• Tribute Cannes 2022: auteur cinema celebrates 'Top Gun', and pays tribute to Tom Cruise: "I will never premiere on a platform"

  • Tribute Cannes 2022: auteur cinema celebrates 'Top Gun', and pays tribute to Tom Cruise: "I will never premiere on a platform"

"It was paradise in hell, the delicate wings of the butterfly approaching, the smell of death in its grossest dimension. It was the throb of life». This reflection appears in the shooting notebook of

Mariupolis 2

, by the Lithuanian director

Mantas Kvedaravicius

. Yesterday at the Cannes Film Festival, his film became much more than a simple film. Or, rather, everything a film can aspire to.
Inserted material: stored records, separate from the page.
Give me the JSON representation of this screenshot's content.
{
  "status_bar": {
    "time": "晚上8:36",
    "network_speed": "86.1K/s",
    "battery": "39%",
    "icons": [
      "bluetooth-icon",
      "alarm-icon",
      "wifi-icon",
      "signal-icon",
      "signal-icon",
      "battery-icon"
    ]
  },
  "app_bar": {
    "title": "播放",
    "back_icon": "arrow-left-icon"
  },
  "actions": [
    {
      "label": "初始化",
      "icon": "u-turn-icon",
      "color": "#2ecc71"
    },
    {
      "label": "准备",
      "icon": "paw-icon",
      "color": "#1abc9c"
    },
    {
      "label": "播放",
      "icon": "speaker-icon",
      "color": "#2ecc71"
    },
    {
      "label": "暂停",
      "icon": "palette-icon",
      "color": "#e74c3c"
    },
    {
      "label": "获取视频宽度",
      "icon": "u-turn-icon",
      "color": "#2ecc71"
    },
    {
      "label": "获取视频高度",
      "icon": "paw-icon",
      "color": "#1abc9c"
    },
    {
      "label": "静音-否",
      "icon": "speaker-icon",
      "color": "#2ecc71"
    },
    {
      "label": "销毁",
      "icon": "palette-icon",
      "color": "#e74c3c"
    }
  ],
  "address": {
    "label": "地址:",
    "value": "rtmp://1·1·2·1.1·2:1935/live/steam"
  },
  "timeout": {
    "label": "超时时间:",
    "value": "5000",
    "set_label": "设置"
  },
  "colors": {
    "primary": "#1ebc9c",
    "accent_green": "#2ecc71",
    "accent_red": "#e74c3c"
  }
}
The last image is a portrait of the director and two dates below (23 /6/1976 and 3/30/2022), birth and death.

What was seen Thursday in Cannes is the compilation of the stories and lives that the director had recorded in the besieged port city before being arrested by the Russian army and executed in early April.

His fiancee,

Hanna Bilobrova

, who was with him when it all happened, managed to rescue the film shot.

What you see is nothing more than the life that resists in the most absurd and brutal of situations.

Hounded and besieged, Kvedaravicius's characters move across the screen like shadows of themselves.

The bombs don't stop falling and even the dogs get used to their monotonous sound of death.

At one point, consumed by a strange and monotonous tension, one man tells another why it is that the more honest the president of his country is, the worse things go for them.

A little later, the rescue of a simple battery becomes an adventure very close to the Odyssey.

And meanwhile, she eats, prays, falls asleep and watches as the days go by broken by horror.

And for a Sun that suddenly seems like a miracle.

In 2014, Mantas Kvedaraviius was already there.

The result was

Mariupolis

, a painstaking documentary that has now become the first part of an eternal tragedy.

The film showed a girl playing with her father, dancers rehearsing, a couple fishing, actors arguing over a scene.

The war progressed, but life did not stop beating.

The posthumous film is consistent to the core with the previous work of the filmmaker, a profoundly humanistic work and light years away from exhibitionism or

the imposture of reporting understood as an impudent risk sport.

A man remembers that he was thinking of renovating his kitchen.

He does it on the ruins that is now everything.

That same proud citizen of “the second cleanest city in Europe” counts the pigeons he has left out of almost 300 that he once had and barely manages to understand anything.

Not far away, a man wonders about the motivation of some soldiers who die to defend the privileges of oligarchs.

The entire film runs like a wound and rises like a monument of life, of the throbbing of life.